Lebih jauh lagi, emosi apa yang ingin dirasakan oleh seseorang tergantung pula oleh pleasure dan utility. Pleasure merujuk pada emosi yang positif, kesenangan; sedangkan utility merujuk pada manfaat emosi tertentu untuk pencapaian tujuan. Ketika manusia ingin mencapai tujuan instrumental, yang bersifat jangka panjang (long-term benefits), manusia rela menunda pleasure demi mendapatkan apa yang mereka inginkan. Dengan kata lain, manusia tak hanya mengejar pleasure, tetapi juga cenderung memilih emosi yang dirasa bermanfaat bagi mereka, dan emosi ini tidak harus selalu positif.
Tamir (2011) mencontohkan situasi ketika mahasiswa belajar untuk ujian. Mereka rela merasakan emosi tidak menyenangkan seperti stres dan lelah, menunda rencana bermain mereka, dengan harapan mendapatkan hasil yang baik. Mereka juga menginginkan pleasure, namun mereka mengutamakan ‘penderitaan’ terlebih dulu agar mendapatkan long-term benefits, yakni pleasure yang tertunda sebagai hasil dari kesuksesan dalam mencapai tujuan. Istilahnya, “bersakit-sakit dahulu, bersenang-senang kemudian”.

Preferensi Emosi dan Personality Trait
Setiap individu mempunyai kepribadian yang berbeda. Kepribadian yang berbeda-beda ini pun menyebabkan adanya perbedaan kecenderungan dalam berperilaku, dan tentunya perbedaan kecenderungan preferensi emosi. Seseorang mungkin senang menyendiri di kamar yang tertutup sambil mendengarkan lagu-lagu sedih, sementara seorang lainnya berkelana di pesta-pesta sambil bercanda dan tertawa.

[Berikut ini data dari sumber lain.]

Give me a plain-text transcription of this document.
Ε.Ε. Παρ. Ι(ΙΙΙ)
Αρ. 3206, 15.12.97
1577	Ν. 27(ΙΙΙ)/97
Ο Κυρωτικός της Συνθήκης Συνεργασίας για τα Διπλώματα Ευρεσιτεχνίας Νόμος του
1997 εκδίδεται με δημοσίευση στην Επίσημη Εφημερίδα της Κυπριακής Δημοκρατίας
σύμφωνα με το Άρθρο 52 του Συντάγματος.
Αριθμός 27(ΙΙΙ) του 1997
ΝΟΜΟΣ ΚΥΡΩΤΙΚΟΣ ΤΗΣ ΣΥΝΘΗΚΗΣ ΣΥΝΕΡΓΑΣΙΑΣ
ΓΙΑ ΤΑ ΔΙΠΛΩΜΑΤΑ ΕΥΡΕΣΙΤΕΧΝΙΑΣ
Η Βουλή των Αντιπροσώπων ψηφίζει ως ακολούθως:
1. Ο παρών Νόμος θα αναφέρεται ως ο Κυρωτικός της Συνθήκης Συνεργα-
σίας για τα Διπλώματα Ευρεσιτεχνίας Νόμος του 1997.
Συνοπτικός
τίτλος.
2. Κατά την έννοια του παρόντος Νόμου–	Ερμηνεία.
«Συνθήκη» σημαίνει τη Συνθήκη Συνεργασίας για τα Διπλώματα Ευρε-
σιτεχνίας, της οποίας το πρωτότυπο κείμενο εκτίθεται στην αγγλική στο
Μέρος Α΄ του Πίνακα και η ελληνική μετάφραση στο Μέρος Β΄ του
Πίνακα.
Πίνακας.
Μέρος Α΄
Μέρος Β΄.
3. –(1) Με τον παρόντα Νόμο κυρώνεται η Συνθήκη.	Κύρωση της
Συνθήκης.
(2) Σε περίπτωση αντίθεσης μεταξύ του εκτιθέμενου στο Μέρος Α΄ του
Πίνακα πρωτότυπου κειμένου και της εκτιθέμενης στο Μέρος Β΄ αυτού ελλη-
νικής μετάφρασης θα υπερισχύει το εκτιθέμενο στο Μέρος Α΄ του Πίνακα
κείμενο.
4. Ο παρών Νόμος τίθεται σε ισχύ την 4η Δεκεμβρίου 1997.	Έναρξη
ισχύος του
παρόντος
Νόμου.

Berdasarkan Behavioral Concordance Model oleh Cote & Moskowitz, 1998, orang-orang cenderung lebih menyukai pengalaman yang konsisten dengan personality trait mereka. Individu mencari validasi self-theory mereka karena teori tersebut membuatnya mengerti dan dapat mengontrol realitas sosialnya, dengan kata lain indvidu akan mencari pengalaman yang konsisten dengan aspek karakteristiknya (Epstein, 1973, dalam Tamir, 2009). Preferensi emosi merupakan salah satu fungsi dari personality trait.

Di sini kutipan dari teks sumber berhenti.